= Deborah Joseph =

American computer scientist

Deborah A. Joseph is an American computer scientist known for her research in computational geometry, computational biology, and computational complexity theory. She is a professor emeritus of computer science at the University of Wisconsin–Madison.

==Education and career==
Joseph graduated from Hiram College in 1976 with an interdisciplinary major in ecology.
She earned her Ph.D. in 1981 at Purdue University. Her dissertation, On the Power of Formal Systems for Analyzing Linear and Polynomial Time Program Behavior, was supervised by Paul R. Young.

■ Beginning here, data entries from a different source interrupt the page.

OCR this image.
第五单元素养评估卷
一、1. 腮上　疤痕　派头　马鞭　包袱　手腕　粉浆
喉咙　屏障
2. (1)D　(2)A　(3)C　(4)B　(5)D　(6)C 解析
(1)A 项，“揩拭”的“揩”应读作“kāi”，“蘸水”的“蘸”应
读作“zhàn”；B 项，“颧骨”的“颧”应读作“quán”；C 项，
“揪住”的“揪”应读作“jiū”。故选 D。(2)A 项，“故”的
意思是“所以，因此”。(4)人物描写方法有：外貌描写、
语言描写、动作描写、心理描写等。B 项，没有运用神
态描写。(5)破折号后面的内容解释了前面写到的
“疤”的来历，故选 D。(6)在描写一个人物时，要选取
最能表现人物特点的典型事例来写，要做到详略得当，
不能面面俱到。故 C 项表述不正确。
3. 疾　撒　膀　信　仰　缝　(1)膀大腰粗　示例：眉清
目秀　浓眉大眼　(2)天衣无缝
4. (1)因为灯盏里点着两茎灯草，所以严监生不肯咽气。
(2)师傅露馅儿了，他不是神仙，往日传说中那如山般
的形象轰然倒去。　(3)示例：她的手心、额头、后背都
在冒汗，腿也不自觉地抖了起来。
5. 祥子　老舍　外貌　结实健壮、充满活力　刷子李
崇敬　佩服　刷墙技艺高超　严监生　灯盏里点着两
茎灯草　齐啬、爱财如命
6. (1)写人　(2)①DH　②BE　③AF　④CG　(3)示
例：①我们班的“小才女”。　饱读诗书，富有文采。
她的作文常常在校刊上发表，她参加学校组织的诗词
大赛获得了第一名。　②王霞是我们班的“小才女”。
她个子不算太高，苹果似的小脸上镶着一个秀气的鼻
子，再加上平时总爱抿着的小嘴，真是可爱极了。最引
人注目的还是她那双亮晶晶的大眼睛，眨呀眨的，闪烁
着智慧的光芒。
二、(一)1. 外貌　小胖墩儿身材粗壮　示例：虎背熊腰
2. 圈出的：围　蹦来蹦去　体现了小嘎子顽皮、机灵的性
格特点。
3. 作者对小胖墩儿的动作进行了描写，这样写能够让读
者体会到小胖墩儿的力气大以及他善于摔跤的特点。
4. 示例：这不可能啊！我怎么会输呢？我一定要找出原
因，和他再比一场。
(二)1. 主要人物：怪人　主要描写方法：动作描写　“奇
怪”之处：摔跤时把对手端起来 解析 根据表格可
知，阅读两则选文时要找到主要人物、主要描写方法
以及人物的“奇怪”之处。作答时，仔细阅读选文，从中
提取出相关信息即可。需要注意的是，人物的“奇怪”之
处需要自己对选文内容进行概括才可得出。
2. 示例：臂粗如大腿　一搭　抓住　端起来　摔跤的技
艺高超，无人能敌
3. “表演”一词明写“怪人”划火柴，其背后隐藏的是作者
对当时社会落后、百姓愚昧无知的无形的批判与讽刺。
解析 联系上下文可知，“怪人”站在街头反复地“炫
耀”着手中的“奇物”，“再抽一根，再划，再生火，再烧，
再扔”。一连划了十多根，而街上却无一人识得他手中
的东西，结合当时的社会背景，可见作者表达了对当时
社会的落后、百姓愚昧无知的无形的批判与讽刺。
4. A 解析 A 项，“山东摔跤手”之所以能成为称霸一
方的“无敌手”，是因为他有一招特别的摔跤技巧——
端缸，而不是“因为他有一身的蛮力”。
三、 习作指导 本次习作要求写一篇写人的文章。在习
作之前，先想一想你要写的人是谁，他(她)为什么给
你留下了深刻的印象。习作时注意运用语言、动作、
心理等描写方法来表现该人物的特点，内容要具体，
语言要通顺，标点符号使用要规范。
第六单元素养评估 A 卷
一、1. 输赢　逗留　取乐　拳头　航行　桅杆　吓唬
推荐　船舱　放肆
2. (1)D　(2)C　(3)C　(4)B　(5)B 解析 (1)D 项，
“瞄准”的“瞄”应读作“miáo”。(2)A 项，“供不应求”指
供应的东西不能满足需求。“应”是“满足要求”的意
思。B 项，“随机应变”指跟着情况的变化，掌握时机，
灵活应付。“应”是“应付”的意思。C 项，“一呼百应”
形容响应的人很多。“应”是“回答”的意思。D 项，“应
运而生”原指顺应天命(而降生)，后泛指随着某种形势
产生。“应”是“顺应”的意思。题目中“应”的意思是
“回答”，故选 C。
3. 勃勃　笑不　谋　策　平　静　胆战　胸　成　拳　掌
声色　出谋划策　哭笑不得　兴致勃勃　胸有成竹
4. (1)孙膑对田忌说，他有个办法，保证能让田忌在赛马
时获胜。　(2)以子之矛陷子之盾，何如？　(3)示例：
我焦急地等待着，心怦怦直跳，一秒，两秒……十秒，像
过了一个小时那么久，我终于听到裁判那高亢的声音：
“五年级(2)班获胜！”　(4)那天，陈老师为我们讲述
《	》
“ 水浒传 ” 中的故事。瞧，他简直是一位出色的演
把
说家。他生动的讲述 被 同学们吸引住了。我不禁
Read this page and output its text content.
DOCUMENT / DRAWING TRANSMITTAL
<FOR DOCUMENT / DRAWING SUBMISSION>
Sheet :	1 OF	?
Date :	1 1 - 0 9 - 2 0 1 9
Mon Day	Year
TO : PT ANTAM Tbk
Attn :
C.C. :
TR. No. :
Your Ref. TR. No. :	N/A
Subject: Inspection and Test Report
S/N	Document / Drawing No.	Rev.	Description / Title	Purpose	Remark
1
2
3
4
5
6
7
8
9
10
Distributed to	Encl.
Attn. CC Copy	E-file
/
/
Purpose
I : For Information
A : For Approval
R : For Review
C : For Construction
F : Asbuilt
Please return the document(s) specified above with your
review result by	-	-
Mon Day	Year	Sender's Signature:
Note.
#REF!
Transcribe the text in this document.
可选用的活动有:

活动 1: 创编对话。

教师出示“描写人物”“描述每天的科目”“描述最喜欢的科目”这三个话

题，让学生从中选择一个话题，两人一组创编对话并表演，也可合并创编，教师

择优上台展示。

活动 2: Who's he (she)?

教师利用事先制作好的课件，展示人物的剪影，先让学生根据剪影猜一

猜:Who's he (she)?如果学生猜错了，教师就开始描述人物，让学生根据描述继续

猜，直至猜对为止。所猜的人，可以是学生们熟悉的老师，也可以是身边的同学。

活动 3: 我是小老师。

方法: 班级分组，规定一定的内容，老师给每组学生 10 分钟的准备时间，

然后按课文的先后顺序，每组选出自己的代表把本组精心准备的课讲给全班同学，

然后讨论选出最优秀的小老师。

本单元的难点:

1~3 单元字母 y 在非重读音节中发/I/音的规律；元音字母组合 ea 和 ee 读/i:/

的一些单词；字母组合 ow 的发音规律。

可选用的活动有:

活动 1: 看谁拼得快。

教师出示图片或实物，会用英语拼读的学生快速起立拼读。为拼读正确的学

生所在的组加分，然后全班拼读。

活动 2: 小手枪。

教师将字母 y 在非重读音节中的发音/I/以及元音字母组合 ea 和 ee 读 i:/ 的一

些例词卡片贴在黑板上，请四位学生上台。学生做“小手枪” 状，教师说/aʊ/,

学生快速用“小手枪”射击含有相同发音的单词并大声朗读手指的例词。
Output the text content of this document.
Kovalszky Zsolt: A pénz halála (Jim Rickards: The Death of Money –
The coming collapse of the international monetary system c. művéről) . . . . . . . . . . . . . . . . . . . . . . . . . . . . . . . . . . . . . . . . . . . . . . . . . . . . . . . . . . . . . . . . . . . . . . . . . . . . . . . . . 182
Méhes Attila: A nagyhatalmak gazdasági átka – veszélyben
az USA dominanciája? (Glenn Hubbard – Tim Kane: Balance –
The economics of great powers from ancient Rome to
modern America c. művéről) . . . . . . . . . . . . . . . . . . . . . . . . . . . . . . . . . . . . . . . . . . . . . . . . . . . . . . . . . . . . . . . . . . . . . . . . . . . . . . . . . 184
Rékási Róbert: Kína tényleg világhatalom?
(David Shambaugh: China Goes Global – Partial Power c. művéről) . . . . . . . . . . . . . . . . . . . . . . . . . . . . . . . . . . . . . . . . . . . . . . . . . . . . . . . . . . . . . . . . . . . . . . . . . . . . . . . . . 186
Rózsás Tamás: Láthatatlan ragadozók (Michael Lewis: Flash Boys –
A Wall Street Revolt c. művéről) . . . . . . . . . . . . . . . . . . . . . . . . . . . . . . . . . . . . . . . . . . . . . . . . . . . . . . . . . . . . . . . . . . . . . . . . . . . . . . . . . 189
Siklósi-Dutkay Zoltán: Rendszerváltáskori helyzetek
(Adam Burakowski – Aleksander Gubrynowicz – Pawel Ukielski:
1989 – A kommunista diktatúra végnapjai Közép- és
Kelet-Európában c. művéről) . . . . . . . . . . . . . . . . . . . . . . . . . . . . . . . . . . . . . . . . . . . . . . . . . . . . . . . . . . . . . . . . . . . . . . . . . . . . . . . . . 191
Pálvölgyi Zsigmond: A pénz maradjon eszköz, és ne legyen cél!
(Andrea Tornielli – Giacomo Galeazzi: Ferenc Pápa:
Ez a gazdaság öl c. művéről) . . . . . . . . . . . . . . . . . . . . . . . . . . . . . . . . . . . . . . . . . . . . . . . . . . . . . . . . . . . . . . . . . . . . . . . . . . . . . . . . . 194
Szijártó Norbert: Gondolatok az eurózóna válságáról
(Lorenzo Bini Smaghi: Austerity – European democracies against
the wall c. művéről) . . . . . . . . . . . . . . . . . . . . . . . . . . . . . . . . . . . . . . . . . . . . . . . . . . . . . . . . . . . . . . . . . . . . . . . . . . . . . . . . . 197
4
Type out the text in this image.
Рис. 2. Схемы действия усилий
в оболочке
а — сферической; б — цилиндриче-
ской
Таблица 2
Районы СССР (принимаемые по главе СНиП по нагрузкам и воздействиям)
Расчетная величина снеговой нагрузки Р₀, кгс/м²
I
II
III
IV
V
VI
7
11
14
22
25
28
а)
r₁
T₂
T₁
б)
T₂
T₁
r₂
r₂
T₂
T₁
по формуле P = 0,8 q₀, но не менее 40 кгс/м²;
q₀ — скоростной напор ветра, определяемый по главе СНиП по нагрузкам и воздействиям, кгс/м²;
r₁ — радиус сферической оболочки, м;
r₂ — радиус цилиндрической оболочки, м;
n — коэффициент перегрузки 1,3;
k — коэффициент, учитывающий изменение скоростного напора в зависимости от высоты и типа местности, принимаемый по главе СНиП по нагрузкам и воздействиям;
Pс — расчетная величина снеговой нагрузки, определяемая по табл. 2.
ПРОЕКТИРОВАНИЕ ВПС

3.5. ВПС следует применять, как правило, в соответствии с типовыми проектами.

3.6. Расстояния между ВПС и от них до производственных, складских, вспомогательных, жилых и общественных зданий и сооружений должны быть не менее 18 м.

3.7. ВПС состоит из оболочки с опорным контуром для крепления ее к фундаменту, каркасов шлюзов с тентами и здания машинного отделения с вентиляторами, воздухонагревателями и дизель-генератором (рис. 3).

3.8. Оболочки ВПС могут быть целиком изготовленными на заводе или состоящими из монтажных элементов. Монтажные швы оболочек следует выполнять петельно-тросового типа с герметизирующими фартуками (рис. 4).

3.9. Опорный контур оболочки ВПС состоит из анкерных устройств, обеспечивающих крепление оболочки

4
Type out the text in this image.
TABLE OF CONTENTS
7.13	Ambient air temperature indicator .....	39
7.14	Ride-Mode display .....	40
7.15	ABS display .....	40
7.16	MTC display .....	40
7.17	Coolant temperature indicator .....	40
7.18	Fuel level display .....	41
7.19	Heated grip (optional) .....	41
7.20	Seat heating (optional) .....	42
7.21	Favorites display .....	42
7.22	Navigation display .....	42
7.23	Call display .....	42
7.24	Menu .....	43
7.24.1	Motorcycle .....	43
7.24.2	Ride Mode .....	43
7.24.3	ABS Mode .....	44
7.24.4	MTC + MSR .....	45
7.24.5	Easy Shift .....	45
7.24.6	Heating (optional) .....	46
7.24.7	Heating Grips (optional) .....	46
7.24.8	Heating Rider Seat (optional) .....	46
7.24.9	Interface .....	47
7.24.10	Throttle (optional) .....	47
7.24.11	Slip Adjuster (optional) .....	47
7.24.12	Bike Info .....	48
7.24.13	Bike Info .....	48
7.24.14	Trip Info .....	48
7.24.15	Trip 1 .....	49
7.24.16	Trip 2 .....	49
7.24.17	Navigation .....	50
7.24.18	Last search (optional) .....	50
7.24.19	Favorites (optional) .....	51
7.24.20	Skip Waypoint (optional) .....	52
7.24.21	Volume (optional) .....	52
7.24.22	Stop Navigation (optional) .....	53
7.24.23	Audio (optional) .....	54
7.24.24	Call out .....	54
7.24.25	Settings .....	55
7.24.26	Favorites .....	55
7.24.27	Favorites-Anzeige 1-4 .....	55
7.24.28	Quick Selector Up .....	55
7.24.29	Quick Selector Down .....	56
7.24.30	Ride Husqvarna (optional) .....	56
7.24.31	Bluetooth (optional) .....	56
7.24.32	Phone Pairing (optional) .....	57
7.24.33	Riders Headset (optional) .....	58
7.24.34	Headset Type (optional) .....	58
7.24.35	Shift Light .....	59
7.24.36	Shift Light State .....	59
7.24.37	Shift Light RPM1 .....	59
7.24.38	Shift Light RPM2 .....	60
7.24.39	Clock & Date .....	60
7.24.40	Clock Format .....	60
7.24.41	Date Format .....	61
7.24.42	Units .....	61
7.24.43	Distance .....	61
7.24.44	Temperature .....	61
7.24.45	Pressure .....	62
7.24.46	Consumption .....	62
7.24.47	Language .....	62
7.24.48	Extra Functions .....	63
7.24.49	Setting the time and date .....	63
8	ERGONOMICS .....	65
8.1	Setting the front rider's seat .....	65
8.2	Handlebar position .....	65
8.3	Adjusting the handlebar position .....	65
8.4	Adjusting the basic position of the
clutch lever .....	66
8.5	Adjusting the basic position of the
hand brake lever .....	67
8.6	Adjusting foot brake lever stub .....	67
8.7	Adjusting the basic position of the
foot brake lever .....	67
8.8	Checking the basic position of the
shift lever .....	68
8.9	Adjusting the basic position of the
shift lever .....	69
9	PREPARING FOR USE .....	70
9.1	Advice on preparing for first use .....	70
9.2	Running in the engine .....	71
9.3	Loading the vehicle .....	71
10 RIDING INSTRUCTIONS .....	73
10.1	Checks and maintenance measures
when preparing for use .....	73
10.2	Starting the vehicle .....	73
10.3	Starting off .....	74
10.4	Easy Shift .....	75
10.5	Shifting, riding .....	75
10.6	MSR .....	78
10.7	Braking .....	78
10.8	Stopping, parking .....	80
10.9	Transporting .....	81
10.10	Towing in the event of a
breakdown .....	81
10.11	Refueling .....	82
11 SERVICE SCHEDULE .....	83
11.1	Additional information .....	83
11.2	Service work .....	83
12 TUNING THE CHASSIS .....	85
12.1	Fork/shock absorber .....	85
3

At Wisconsin, Joseph was a recipient of the Presidential Young Investigator Award of the National Science Foundation. She was also an active member of the Computer Science and Telecommunications Board of the National Research Council.

==Selected publications==
- Joseph, Deborah (1985). "Some remarks on witness functions for nonpolynomial and noncomplete sets in NP". This paper introduces the k-creative sets, which form a potential counterexample to the Berman–Hartmanis conjecture.
- Hopcroft, John (1985). "On the movement of robot arms in 2-dimensional bounded regions". Expanded version of a paper from the 23rd Symposium on Foundations of Computer Science (FOCS 1982).
- Joseph, Deborah (1992). "Algorithm Theory — SWAT '92: Third Scandinavian Workshop on Algorithm Theory, Helsinki, Finland, July 8–10, 1992, Proceedings".
- Althöfer, Ingo (1993). "On sparse spanners of weighted graphs". Expanded version of a paper from the 2nd Scandinavian Workshop on Algorithm Theory (SWAT 1990) and the PhD thesis of Joseph's student Gautam Das, in which they discover greedy geometric spanners.